Os morros descem. As casas vêm junto e, com elas, seus moradores: gente pobre e sofrida. É aqui que a desigualdade se encontra com o meio ambiente. É aqui também que elas se encontram com a reforma tributária, necessariamente progressiva, que taxe os super-ricos para poder dar condições de vida digna aos mais pobres, os 70% de trabalhadores que ganham até dois salários neste país que não se envergonha disso.
É aqui que a leniência da gestão pública local, ao permitir assentamentos em áreas de encostas e de risco, se encontra com a injustiça social. É aqui que as fake news se ligam com a tragédia ao criarem realidades paralelas para manipular pessoas e induzi-las ao voto em aventureiros de plantão, os mesmos que mantêm esse estado de coisas. É aqui que as redes sociais que nos exigem textos curtos reduzem nosso repertório e capacidade de crítica e compreensão.

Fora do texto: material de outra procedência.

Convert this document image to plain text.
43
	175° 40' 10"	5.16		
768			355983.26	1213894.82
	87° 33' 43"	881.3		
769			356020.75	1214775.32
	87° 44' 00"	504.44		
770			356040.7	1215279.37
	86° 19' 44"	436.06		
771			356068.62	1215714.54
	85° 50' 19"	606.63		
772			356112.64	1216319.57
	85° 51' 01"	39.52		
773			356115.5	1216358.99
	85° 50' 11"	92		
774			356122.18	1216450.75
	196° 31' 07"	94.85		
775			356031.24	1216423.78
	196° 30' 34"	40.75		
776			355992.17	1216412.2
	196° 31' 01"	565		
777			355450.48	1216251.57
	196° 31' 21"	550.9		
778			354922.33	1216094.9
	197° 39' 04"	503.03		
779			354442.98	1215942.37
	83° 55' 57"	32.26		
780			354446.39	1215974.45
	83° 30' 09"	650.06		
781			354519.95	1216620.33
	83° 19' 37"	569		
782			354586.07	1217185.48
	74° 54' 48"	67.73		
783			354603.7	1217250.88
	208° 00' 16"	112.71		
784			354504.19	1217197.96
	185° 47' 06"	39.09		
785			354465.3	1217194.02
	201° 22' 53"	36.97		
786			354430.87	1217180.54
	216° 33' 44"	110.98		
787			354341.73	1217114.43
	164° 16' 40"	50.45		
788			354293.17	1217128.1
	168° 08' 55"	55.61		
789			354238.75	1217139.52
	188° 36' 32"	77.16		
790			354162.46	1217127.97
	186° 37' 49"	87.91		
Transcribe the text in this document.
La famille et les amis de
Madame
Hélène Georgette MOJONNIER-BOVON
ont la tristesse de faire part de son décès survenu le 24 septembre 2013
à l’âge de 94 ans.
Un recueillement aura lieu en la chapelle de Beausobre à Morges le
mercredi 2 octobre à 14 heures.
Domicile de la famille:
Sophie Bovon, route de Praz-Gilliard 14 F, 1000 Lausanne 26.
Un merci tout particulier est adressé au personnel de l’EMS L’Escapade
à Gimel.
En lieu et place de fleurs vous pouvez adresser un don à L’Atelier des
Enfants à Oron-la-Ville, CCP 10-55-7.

Desigualdade, meio ambiente, economia e política são irmãs siameses, intricadas na mesma origem de um estado patrimonialista e com marcas ainda não superadas da escravidão, que insiste em viver de favores, de emendas secretas, de sigilos centenários vergonhosos. Uma das consequências disso tudo é o que vivemos neste final de semana.
Até quando seguiremos nessa caminhada individual insana, desprezando o presente que ganhamos da natureza em forma de razão e emoção, em vez de fazer desta experiência humana algo que valha a pena afetiva e coletivamente? É tempo de mudança.